Big data and the power of positive curation

Big Data Evangelist, IBM

JamesKobielus_blog.jpgCuration is the million-dollar word in today’s big-data-drenched online culture.

If you’re like me, you’re both skeptical of and tantalized by new words and phrases that come into popular usage, or by existing verbiage that seems to have acquired new meanings virtually overnight. You’re skeptical because you sense that these terms may be superfluous. They may be treading on the semantic territory associated with long-established terms that everybody understands. That’s certainly the case with “curation” in a data context. It feels suspiciously close to “stewardship” in its focus on human assessment of the value of information. One senses that people rarely stop to parse fine definitional distinctions, if any, between curation and this older term.

But you may also be attracted to this new term, sensing that it serves a purpose that “stewardship” has never addressed adequately. For me, the best way to disambiguate near-synonyms is to match up what they connote on various levels. In the case of “curation” vs. “stewardship,” we should compare how they address the critical function of helping users take confidence in information’s actionability based on various criteria of its quality.
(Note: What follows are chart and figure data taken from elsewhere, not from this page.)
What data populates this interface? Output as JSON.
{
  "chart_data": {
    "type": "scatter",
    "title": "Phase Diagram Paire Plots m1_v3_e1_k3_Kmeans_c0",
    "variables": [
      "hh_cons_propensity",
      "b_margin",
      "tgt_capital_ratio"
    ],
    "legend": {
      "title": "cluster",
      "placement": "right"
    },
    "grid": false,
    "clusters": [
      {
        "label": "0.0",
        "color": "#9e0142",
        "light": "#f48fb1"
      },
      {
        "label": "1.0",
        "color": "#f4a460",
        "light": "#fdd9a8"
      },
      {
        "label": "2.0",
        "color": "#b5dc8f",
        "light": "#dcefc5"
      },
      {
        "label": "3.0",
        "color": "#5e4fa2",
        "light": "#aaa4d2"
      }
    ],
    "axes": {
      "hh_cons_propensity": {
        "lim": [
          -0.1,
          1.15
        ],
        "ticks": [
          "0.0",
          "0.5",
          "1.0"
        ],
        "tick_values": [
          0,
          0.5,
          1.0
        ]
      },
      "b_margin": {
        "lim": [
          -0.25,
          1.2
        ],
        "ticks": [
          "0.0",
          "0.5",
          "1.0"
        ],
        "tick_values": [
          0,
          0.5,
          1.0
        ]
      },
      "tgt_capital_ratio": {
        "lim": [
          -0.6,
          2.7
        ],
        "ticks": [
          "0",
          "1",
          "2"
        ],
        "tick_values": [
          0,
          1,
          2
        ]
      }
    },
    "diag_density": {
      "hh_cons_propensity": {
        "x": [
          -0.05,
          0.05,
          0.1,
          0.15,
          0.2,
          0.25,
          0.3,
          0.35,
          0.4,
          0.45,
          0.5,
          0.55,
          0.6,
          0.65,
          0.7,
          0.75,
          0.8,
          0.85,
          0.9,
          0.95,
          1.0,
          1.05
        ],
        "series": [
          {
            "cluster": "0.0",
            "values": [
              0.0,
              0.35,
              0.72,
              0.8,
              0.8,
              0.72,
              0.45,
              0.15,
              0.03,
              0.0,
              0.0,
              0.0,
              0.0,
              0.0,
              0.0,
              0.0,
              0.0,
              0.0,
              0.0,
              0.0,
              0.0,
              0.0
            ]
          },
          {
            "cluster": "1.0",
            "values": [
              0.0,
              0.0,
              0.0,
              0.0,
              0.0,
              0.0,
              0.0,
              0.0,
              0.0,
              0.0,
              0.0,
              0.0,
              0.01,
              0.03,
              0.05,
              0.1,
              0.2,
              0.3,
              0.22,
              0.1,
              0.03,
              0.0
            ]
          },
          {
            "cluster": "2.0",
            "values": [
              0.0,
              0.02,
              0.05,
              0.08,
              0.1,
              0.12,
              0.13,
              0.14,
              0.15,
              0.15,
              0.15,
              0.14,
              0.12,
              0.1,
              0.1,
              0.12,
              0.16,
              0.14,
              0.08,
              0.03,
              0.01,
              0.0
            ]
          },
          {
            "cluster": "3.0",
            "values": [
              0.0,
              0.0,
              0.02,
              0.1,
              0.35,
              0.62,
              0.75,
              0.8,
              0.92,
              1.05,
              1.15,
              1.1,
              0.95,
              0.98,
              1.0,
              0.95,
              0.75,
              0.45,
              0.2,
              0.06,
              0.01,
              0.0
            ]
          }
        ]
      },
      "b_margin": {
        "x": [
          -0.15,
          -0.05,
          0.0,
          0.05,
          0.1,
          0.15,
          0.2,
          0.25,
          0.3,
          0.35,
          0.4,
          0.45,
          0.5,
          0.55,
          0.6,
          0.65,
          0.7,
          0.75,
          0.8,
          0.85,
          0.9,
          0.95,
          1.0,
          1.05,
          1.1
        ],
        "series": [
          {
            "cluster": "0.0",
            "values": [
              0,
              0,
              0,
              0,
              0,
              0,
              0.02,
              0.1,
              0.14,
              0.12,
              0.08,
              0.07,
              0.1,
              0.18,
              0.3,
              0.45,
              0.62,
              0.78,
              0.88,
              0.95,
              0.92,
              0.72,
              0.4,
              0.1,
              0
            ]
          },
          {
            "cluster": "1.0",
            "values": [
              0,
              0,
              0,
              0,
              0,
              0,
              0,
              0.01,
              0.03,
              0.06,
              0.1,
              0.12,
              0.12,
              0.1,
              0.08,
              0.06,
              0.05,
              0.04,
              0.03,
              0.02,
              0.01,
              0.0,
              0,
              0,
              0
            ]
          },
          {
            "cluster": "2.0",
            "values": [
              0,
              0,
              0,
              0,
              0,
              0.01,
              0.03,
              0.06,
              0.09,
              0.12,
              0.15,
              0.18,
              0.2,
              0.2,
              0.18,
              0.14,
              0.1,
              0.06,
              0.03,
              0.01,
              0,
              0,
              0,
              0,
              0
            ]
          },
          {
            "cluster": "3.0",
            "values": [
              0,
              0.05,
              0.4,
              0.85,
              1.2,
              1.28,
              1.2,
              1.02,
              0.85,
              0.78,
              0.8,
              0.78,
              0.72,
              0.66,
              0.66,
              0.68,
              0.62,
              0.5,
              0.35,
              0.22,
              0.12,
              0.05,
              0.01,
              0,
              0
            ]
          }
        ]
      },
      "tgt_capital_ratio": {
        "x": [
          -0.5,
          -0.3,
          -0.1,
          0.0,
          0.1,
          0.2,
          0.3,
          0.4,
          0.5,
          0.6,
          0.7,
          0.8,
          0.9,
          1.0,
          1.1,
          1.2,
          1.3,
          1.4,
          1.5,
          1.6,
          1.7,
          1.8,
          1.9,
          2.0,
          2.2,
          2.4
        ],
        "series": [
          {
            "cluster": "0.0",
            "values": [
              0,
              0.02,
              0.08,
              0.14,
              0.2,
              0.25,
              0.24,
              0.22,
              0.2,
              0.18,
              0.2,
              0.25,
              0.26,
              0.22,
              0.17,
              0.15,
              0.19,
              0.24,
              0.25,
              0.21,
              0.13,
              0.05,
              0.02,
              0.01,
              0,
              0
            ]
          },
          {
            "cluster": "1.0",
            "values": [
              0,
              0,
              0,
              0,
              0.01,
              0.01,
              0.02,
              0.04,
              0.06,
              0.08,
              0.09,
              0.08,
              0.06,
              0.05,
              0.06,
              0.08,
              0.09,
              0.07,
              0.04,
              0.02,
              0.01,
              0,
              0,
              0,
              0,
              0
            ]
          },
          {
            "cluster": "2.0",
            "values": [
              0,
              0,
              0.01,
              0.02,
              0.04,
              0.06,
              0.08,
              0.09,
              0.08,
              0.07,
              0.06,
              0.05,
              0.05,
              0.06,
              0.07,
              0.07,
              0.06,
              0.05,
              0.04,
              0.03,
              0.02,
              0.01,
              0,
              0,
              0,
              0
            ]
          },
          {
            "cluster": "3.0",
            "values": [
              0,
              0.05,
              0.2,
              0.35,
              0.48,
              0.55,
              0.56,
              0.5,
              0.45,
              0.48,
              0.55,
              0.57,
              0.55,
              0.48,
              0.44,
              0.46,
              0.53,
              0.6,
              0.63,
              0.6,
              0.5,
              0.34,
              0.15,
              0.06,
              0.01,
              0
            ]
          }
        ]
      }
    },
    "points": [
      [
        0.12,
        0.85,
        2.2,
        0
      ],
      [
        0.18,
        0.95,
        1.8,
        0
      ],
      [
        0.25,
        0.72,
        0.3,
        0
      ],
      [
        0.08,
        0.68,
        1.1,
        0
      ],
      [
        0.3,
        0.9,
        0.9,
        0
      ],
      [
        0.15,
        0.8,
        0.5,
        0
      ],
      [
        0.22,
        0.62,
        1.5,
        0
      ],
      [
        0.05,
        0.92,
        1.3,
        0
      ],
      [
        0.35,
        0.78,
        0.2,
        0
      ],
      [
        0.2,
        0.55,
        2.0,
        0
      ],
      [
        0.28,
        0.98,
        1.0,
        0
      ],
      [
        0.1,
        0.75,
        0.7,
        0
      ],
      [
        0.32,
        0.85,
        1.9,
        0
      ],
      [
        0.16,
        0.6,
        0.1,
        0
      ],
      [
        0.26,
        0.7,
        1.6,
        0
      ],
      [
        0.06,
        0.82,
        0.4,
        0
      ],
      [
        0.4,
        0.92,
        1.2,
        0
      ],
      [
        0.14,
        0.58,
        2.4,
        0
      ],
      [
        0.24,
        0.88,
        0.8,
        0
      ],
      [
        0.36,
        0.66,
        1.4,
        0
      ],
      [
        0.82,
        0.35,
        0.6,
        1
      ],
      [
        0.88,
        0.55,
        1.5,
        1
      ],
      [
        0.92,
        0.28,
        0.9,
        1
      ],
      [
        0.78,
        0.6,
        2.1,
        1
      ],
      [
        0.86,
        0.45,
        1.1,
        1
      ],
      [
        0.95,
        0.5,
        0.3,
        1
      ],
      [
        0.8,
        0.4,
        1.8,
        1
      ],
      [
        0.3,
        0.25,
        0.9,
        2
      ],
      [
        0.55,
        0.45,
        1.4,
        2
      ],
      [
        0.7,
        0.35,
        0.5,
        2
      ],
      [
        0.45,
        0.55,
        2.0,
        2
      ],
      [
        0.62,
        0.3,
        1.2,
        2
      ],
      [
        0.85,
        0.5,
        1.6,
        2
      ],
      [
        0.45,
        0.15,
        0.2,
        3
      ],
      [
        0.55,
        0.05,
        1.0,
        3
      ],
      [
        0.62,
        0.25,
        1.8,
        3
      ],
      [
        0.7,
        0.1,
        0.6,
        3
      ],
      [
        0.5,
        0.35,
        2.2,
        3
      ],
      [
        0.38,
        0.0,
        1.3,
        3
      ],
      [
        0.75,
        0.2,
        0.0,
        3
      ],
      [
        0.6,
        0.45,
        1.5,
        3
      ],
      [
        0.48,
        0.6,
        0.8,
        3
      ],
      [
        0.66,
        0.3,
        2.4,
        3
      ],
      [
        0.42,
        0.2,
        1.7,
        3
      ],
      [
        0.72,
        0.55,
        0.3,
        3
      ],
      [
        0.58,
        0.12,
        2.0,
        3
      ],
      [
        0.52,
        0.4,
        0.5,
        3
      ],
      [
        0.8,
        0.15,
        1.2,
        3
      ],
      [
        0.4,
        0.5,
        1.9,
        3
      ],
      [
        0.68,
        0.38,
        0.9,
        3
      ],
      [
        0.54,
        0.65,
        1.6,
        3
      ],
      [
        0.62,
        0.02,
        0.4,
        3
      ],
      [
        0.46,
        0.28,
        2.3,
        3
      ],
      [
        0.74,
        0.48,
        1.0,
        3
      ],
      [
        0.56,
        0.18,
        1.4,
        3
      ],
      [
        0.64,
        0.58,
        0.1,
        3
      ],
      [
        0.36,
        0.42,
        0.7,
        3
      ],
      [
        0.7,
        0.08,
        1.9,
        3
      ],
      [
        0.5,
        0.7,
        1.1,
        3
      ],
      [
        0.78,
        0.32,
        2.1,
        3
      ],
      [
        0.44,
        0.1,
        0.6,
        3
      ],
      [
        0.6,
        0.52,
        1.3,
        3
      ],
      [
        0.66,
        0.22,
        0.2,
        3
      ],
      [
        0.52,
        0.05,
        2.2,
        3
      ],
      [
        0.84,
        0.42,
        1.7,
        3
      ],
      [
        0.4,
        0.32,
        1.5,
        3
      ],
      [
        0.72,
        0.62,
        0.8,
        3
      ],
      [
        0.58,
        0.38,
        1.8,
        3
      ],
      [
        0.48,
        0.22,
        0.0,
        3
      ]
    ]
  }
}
Where stewardship is concerned, the primary quality criterion is data’s trustworthiness. This is manifest in the larger notion of a “single version of truth” in various application domains. This, in turn, refers to the need for a repository where officially sanctioned systems of record are consolidated after they’ve undergone a process of profiling, matching, merging, correction and enhancement. The repository is often called a “data warehouse.” The data in question is usually from structured sources only, or, if from multistructured sources as well, is usually transformed to a structured, relational format before being loaded into the data warehouse. Stewardship is the process of overseeing and enforcing this end-to-end process in accordance with policies defined by data’s owners. The stewardship function is often primarily an administrative workflow that may be automated to a great degree, with human judgment’s role primarily in adjudicating the application of policies to new, exceptional or anomalous data records.

By contrast, curation addresses the data quality criterion of relevance. Consequently, curators might be regarded as being responsible for a “single version of what’s worthy of your consideration.” Curated information may be persisted in any downstream, shared data platform in which users expect to find all (or perhaps a convenient subset) of what’s relevant to a particular application domain or usage scenario. The repositories in which curated information is kept are not usually official systems of record, but, rather, systems of insight, in the broader sense of the latter.

With systems of insight, the data that drives insights may incorporate sources with varying degrees of trustworthiness and relevance. This means that on some data types and sources, there may be no firm assurance that all or any of the curated information is up-to-date, consistent or correct. This governance-light curated information is often from multistructured sources and is often persisted in its original formats as it’s persisted downstream. Due to the fact that much of the curated data is from unstructured sources, it may often reside and be consumed in big data analytics platforms.

Fundamentally, curation refers to participation in this process as a subject matter expert who discovers, reviews, refines, analyzes, organizes, selects, tags, contextualizes and recommends relevant information. Curators generally aren’t typically the data’s owners, and are often distinct from the stewards who administer the trustworthiness policies and procedures regarding official system-of-record data. Also, curators tend to exercise human judgment to a high degree and share out their content recommendations in collaborative and social contexts, albeit with various degree of automated guidance. This is in contrast to the structured administrative workflows associated with data stewardship.

All of this discussion should help you understand how IBM is defining “curation” as implemented in the new offering Watson Curator, recently announced at IBM Insight 2014. Watson Curator is “a software-as-a-service offering that increases confidence in the delivery of quality content collections and governance for IBM Watson Solutions. For example, an individual insurance risk analyst can quickly review and add context to documents so that many underwriters across the enterprise can get higher quality responses on risk assessments from Watson Engagement Advisor. IBM Watson Curator actively guides subject matter experts (in this case the risk expert) through the entire curation process in order to minimize the time and effort required. This capability improves the relevance and quality of the information used for analytics.”

Clearly, the curator in this hypothetical example (an insurance risk expert) is not usually the same individual who handles stewardship over policyholder data. Nor should they be. Instead, the curator is someone who is closer operationally, and in professional background, to the business outcomes that can be realized more effectively through expert-contextualized policyholder data. The curator relies on the steward to ensure that the data to be contextualized is current, correct and consistent. And they both rely on data archivists to make sure that all information that’s been officially curated and cleansed is retained for as long as necessary in accessible, queryable databases.

Curation, like stewardship and archiving, needs to be instituted as a collaborative function in most data analytic environments. You can’t curate data effectively if the data is messy beyond all belief. And you can’t clean it up or assess its full relevance of the data simply isn’t there anymore.